L’eccidio al Palazzo di Giustizia di Milano è stato un avvenimento così grave ed inconsueto (sì, fortunatamente del tutto inconsueto) da suscitare polemiche e discussioni che lasceranno, assai probabilmente, più tracce dannose e pregiudizi pericolosi che convincimenti e, soprattutto, provvedimenti improntati a reale ragionevolezza.
La prima reazione, quelle del Presidente Mattarella e di alcuni magistrati e di altri componenti e satelliti del loro partito, tendenti a trovare l’origine di un’esplosione manifesta di una follia di una personalità patologica come la conseguenza del “discredito” gettato “impudentemente” sulla magistratura e sulla giustizia (in altre parole: darne la colpa a noi, ai garantisti) si è prontamente spenta nel brodo delle assurdità di una tale, ennesima manifestazioni di ottusa intolleranza.
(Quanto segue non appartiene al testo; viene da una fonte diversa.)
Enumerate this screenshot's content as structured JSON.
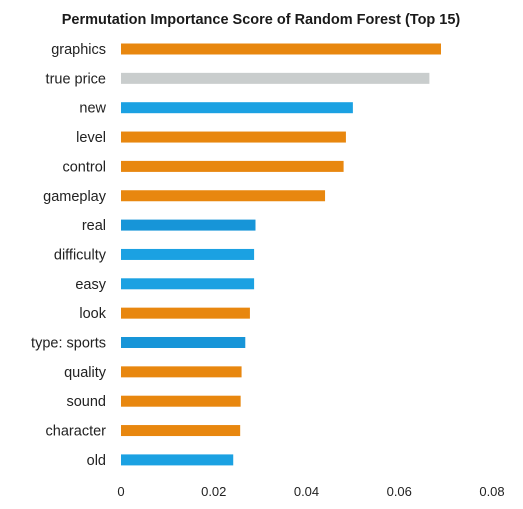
{
  "chart_data": {
    "type": "bar",
    "orientation": "horizontal",
    "title": "Permutation Importance Score of Random Forest (Top 15)",
    "xlabel": "",
    "ylabel": "",
    "categories": [
      "graphics",
      "true price",
      "new",
      "level",
      "control",
      "gameplay",
      "real",
      "difficulty",
      "easy",
      "look",
      "type: sports",
      "quality",
      "sound",
      "character",
      "old"
    ],
    "values": [
      0.069,
      0.0665,
      0.05,
      0.0485,
      0.048,
      0.044,
      0.029,
      0.0287,
      0.0287,
      0.0278,
      0.0268,
      0.026,
      0.0258,
      0.0257,
      0.0242
    ],
    "bar_colors": [
      "#E8870F",
      "#C9CDCD",
      "#1BA1E2",
      "#E8870F",
      "#E8870F",
      "#E8870F",
      "#1795D8",
      "#1BA1E2",
      "#1BA1E2",
      "#E8870F",
      "#1795D8",
      "#E8870F",
      "#E8870F",
      "#E8870F",
      "#1BA1E2"
    ],
    "xlim": [
      0,
      0.08
    ],
    "xticks": [
      0,
      0.02,
      0.04,
      0.06,
      0.08
    ],
    "xtick_labels": [
      "0",
      "0.02",
      "0.04",
      "0.06",
      "0.08"
    ],
    "grid": false,
    "legend": "none"
  }
}
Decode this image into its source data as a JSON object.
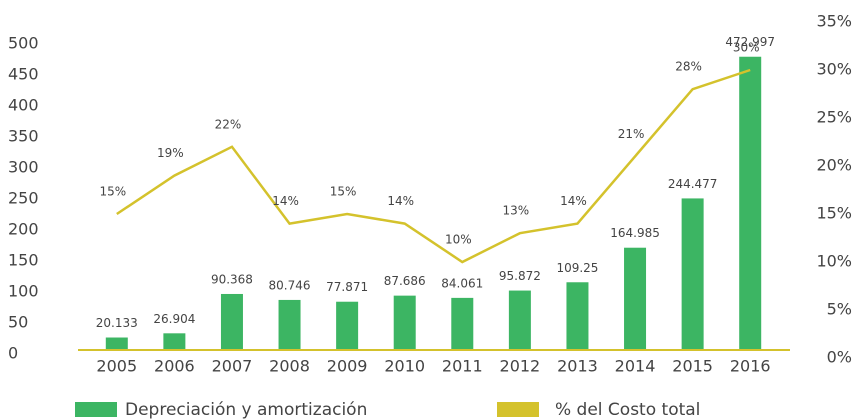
{
  "chart_data": {
    "type": "bar_line",
    "categories": [
      "2005",
      "2006",
      "2007",
      "2008",
      "2009",
      "2010",
      "2011",
      "2012",
      "2013",
      "2014",
      "2015",
      "2016"
    ],
    "series": [
      {
        "name": "Depreciación y amortización",
        "color": "#3cb563",
        "type": "bar",
        "values": [
          20.133,
          26.904,
          90.368,
          80.746,
          77.871,
          87.686,
          84.061,
          95.872,
          109.25,
          164.985,
          244.477,
          472.997
        ]
      },
      {
        "name": "% del Costo total",
        "color": "#d4c22c",
        "type": "line",
        "axis": "y2",
        "values": [
          15,
          19,
          22,
          14,
          15,
          14,
          10,
          13,
          14,
          21,
          28,
          30
        ],
        "value_labels": [
          "15%",
          "19%",
          "22%",
          "14%",
          "15%",
          "14%",
          "10%",
          "13%",
          "14%",
          "21%",
          "28%",
          "30%"
        ]
      }
    ],
    "ylim": [
      0,
      500
    ],
    "yticks": [
      0,
      50,
      100,
      150,
      200,
      250,
      300,
      350,
      400,
      450,
      500
    ],
    "y2lim": [
      0,
      35
    ],
    "y2ticks": [
      {
        "value": 0,
        "label": "0%"
      },
      {
        "value": 5,
        "label": "5%"
      },
      {
        "value": 10,
        "label": "10%"
      },
      {
        "value": 15,
        "label": "15%"
      },
      {
        "value": 20,
        "label": "20%"
      },
      {
        "value": 25,
        "label": "25%"
      },
      {
        "value": 30,
        "label": "30%"
      },
      {
        "value": 35,
        "label": "35%"
      }
    ],
    "legend": "bottom"
  }
}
Sono rimaste le polemiche sulle “falle” della sicurezza del Palazzo e della sicurezza in genere, in una Milano alla viglia del grande evento mondiale della Expo, con l’eco di altre, tremende gesta terroristiche islamiche.
Ci sono state anche in questa meno irragionevole esplosione di irragionevoli considerazioni, aspetti grotteschi. Il ministro Alfano, che afferma che per le Forze dell’Ordine vi è stata una manifestazione di efficienza ed un brillante successo, perché l’assassino è stato arrestato a Vimercate, prima che commettesse qualche altra uccisione, sembra un macabro scherzo.
Per lo più le querimonie si sono concentrate nella tesi del Palazzo che, invece di un fortilizio della Giustizia si è rivelato un “colabrodo”.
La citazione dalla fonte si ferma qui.